Sınırlar içinde yaşadığımızın farkında olmalıyız. Tercihlerimiz bu sınırlı imkânlar dâhilinde hayat buluyor. Sınırlı isek sınırımızı aşmanın hadde müdahale olacağını unutmamalıyız sanırım. İmkânlar sınırlı ise bu sınırı çizen bir had sahibi illa vardır.
Haddini aşmak ifadesinin sınırlarla yakından bir irtibatı olduğu muhakkak. Haddi aşmak, sınırı aşıvermenin de ötresinde bir derinlik içeriyor oysa. Haddini aşmış olmak bile isteye sınırın “sınır” olduğunu bildiği halde çizgiyi, normal olanı, isteneni, çiğneyip geçmek ve daha da ötesi had çizeni tanımamak demektir. Bu ise başkaldırı ve isyanın ilk adımı olsa gerektir.
Peki, insanı ne sınırlar? Günlük hayatımızdan manevi dünyamıza, toplumsal hayattan kişisel tercihlerimize kadar sınırımızı nasıl belirleriz? İnsanın gün içinde binlerce kez tercihte bulunduğu biliniyor, hangi tercihin hangi sınıra uygun olduğunu nasıl belirlemeliyiz?
Kendi iç dünyamızdan başlayarak kendimize koyduğumuz sınırlar var. Sınırları zorlamak ifadesi bu sebeple çıkmıştır sanırım. Kişinin sınırını zorlaması, kendi yetenek ve korkularını, cesaret ve arzusunu sınaması, limitleri olağanın üzerine çıkarması olmalı. İzlerken kanımızın donduğu birçok hareket ve spor dalını yapanlar bu işten zevk ve heyecan duyuyorlar.

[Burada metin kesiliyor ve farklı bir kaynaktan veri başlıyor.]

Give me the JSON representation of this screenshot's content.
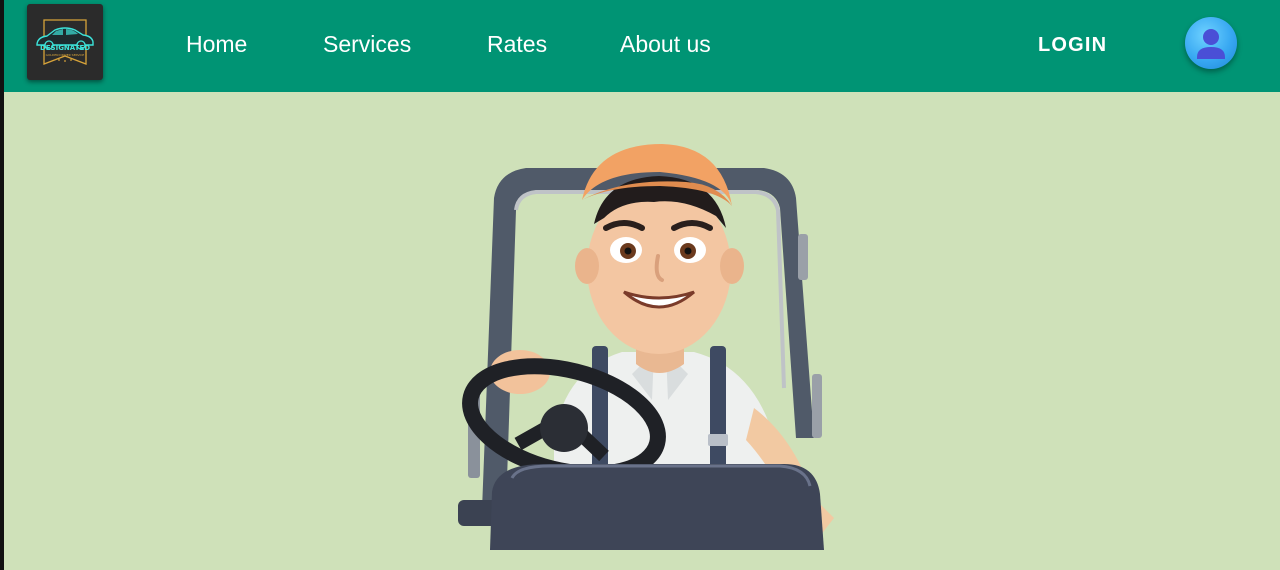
{
  "logo": {
    "name": "DESIGNATED",
    "subtitle": "GOLDEN DRIVER SERVICE"
  },
  "nav": {
    "items": [
      {
        "label": "Home"
      },
      {
        "label": "Services"
      },
      {
        "label": "Rates"
      },
      {
        "label": "About us"
      }
    ],
    "login_label": "LOGIN"
  },
  "colors": {
    "header": "#009474",
    "background": "#cfe1b9",
    "accent": "#38a8f2"
  },
  "icons": {
    "logo": "car-logo-icon",
    "avatar": "user-icon"
  },
  "hero": {
    "image": "cartoon-driver-illustration"
  }
}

Yemek tercihlerimizden giyime, müzik zevkimizden siyasi tutumumuza kadar her şey tercihlerimizle belirlenmiş oluyor. Tüm tercihlerimiz aslında bir sınırla çizilmiş durumda. Kendimize koyduğumuz sınırların belirlenmesinde aldığımız terbiyenin, eğitimin, ailemizin, ait olduğumuz toprağın ve milletin etkisi çok fazla. Bunların hepsi, yani sınırlarımı belirleyenler aslında sınırlı çizgimizin içinde kalıp bu sınıra uygun tercihler yapmamızı istiyor.
Mesele şu ki tercih yapabilme imkânına sahip olan insanoğlu tercihlerini sınırlar içinde yapabilme becerisi gösterirse “insan” sıfatına layık oluyor. Sınırların belirlenmesi mevzuu ise çetrefilli bir konu olarak karşımıza çıkıyor. Biz de burada bu soruyu soruyoruz. Kimin koyduğu sınır, tercihlerimin isabetli olmasını sağlayacaktır?
Sınırlı olmayı, özgürlüğün zıddı olarak görenler yok değil. Sınırsız bir dünya sınırsız bir özgürlük dileyenler bile aslında bir sınırın içinde dolaşıyor. Buna rağmen, sınırsız olmak esir olmak değildir ve özgürlük de sonsuz değildir. Vakit, mekân, ömür, dünya ve bu âlemin sınırlı olduğuna şüphe yok. Sınırsız olduğunu farz ettiğimiz zihin bile ancak verili kavramların bilinen görüntüleriyle hayal edip düşünebiliyor. Bu halde sınırsız olmanın özgür olmakla bir bağı yok diyebiliriz.
Zihnimize bile sınır koyulabildiğine göre bu sınırı çizen kimdir ve bu sınırı çizme hakkını nereden almıştır? Bu öyle bir güç olmalı ki sınırı koyarken kendi, sınırsız ve sonsuz olmalıdır. Hiçbir varlığın bu iddiada olduğunu görmemiş bir insanlığın üyesi olarak bu hakkın ve haddin ancak sınır ve tercihleri, tercih edilecek durum ve imkânı yaratan bir güç olmasını bekliyor olmalıyız.